De nombreux méchants se sont rendus à Deadwood, dans le Dakota du Sud, tout au long de la course de trois saisons du chef-d’œuvre Western, mais aucun n’était aussi inimitable ni aussi inévitable que le corps humain. Dans le camp le plus connu pour ses actes illicites, ses fléaux, ses tumeurs au cerveau, sa dépression, sa grossesse, ses dépendances, ses calculs rénaux, sa tuberculose et toutes sortes de blessures traumatiques, des hommes et des femmes égarés, plus lents qu’un coup de feu mais aussi douloureux . Il est donc logique que, malgré l'impitoyable George Hearst (Gerald McRaney), revienne dans la série tant attendue Deadwood: le film, c’est la démence qui menace vraiment Al Swearengen (Ian McShane). Le créateur de la série, David Milch, doté d’un esprit de dramaturge incomparable, a récemment déclaré qu’il avait reçu un diagnostic de maladie d’Alzheimer. Il sait ce que c’est de mener une bataille difficile pour le corps et, s’il n’ya aucun moyen de deviner s’il s’agit de cette connaissance qui imprègne le film d’une vérité plus silencieuse que jamais, il est clair que la sagesse est au cœur même de cette chose.

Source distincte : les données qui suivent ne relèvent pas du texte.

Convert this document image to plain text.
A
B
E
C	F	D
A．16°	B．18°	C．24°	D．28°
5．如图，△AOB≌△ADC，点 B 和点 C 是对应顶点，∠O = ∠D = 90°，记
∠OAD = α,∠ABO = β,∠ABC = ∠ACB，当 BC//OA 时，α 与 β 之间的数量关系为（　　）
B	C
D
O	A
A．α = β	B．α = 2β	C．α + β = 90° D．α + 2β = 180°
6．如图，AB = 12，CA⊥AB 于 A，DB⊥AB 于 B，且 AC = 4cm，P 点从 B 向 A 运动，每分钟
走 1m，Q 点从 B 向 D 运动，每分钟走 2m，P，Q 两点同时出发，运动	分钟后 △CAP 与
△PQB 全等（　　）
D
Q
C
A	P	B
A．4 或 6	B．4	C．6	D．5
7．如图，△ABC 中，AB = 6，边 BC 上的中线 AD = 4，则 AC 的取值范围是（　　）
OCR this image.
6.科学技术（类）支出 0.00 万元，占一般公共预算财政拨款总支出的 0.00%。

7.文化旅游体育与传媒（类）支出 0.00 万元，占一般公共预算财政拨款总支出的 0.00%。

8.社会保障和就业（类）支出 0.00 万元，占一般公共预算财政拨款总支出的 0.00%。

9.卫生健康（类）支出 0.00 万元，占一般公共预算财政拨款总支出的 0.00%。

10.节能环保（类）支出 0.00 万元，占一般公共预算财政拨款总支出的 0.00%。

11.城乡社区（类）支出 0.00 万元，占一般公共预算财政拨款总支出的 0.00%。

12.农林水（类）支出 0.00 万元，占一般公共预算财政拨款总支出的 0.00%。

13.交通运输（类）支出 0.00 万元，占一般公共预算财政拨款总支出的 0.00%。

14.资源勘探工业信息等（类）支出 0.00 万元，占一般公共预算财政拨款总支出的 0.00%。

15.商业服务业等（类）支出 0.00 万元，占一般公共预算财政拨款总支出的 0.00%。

Le film reprend dix ans après la fin de la série, alors que Deadwood célèbre l’état du Dakota du Sud. Al Swearengen, l’un des plus fous du monde qui ait jamais vu le jour à l’écran, reste en retrait pendant une grande partie des 110 minutes de la fin, renversant nos attentes pour l’homme qui avait jadis levé les yeux d’une bagarre sanglante pour crier: «Bienvenue à putain Deadwood! ”Chez des femmes et des enfants sans prétention. Il demande à Doc Cochran (Brad Dourif) ce qu'il pense de l'au-delà, et le médecin dit qu'il croit que nous vivons sous une autre forme, nos cellules étant simplement réarrangées pour un nouvel usage. Des flashs de mémoire sans mots qui frappent Al et d’autres semblent au début comme des flashbacks conviviaux, mais finissent par se mettre en place en tant que moments douloureux et passionnés, qui s’attardent dans l’esprit de ces personnages: les pages effrénées de la vie vécue difficile. "Nous sommes tous hantés par nos propres putains de pensées," dit Al, "Alors, faites-vous des amis avec le fantôme, ça ne va nulle part."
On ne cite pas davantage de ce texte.